Nikoletta nodded. “When we met, he told me someone was trying to kill me and I had to come with him immediately. I told him my mother hadn’t raised a fool, and I wasn’t about to go off in the middle of the night with a nearly total stranger, especially one who’d recently bragged to me about being a master criminal. He told me my mother was a wise woman, but she wasn’t here to protect me, and in a few minutes he wouldn’t either. He walked to the edge of the cliff and shone a light down onto the rocks.
“He told me, ‘The body down there would have been you if I hadn’t intervened.’ I looked over the edge and saw the man on the rocks. I almost fainted. ‘He was waiting for you on your walk home,’ Soter told me. ‘Someone tipped him off that you were on your way back to the hotel. You have two choices. Come with me to a safe house I know while I figure out who’s after you, or stay here and be a target. You’ve thirty seconds to make up your mind.’”

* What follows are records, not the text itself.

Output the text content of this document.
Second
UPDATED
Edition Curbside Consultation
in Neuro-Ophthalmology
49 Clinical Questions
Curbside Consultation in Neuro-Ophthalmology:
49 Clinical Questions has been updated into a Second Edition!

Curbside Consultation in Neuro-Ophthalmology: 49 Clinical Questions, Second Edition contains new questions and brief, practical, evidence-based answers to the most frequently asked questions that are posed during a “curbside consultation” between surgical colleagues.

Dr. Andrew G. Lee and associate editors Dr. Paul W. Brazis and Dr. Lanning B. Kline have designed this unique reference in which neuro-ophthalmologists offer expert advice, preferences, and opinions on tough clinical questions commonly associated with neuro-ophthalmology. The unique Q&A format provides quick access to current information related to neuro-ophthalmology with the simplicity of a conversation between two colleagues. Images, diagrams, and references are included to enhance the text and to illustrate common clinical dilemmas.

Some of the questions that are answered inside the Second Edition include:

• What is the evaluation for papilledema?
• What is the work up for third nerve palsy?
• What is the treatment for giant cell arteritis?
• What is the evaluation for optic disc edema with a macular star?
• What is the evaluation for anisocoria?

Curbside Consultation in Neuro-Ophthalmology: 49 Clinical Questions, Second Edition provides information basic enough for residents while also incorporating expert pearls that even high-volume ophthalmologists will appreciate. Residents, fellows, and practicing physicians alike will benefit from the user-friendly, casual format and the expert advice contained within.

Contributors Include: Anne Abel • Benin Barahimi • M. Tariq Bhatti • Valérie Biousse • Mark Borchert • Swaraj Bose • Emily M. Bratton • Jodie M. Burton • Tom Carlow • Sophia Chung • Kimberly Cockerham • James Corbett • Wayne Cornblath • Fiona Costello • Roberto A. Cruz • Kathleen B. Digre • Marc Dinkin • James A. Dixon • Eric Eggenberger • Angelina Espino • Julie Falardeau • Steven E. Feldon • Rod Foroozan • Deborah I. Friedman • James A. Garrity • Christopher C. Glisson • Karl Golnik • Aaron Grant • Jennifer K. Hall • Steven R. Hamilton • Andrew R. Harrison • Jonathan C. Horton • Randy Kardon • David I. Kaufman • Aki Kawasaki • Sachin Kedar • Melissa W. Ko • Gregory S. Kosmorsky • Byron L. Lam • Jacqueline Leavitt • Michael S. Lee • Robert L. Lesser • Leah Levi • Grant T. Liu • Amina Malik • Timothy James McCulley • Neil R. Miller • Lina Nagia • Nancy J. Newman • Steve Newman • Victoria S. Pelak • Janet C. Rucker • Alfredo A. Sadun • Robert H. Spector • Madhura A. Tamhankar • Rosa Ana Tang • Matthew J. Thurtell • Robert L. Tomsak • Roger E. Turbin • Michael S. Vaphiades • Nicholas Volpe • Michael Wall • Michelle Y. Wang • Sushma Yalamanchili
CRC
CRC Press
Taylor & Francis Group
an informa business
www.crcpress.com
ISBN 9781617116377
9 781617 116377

She exhaled. “Longest thirty seconds of my life. Obviously, I went with him. We took his motorbike to a parking lot in the harbor, where we switched to a car and drove directly here. When we got to the village, it was still dark, and no one saw us walk from the car to this fortress.”
“You must have been frightened,” said Lila.
“I believe the technical term is scared shitless.”
“What did you two talk about on the ride up from Chora?” said Tassos. “That was a long trip, especially at night along strange roads.”
“He knew the roads. He said he’d hidden o
ut in the tower several times, and the local people knew him. He said this time he wouldn’t stay in the village but had arranged for some locals to keep an eye on me. He didn’t say, but I got the impression locals knew what he did and might even have used his services.”
“Why do you think that?” said Tassos.
“Because when I asked if the locals who’d be keeping an eye on me could be trusted, he said, ‘They know what would happen to all of them and their families should any one of them ever break his word to me.’”
“That’s quite a reputation,” said Andreas.
“You said something before that piqued my curiosity,” said Maggie.
“What’s that?”
“You said, ‘At the time’ Soter thought you’d been targeted because of the story about him. Did his thinking change?”
“The second day I was here he called to say that he didn’t think our interview was the cause.”
“Why did he say that?” asked Andreas.
“He said there was still a contract out on me, but a new contract had just gone up, offering even more money for anyone who immediately took out another target on Naxos, this time an Athens cop. That contract was attracting a lot of attention from a low-end crowd of thugs, indicating a state of panic on the part of whoever had put out those contracts. Soter’s clients would never use such unprofessional types, nor would they have hired the inept one who intended to kill me outside my hotel.
“Besides, it made no sense for someone afraid of what Soter might say to go after the person to whom he’d told his story. He could tell his story to any number of journalists. The only way to keep more stories like it out of the press was to kill Soter, not the writer. All of which led him to believe there must be another motive behind why someone was after me.”
“Any idea what that motive might be?” said Andreas.
“That’s the kind of ‘step back and think out of the box’ approach I’m never good at when it comes to looking at myself.”
“As the cop whose contract kill price topped yours, permit me to offer a possible answer.” Yianni leaned in across the table. “You kept a sixth notebook. I’ve seen five of them. What’s in the sixth?”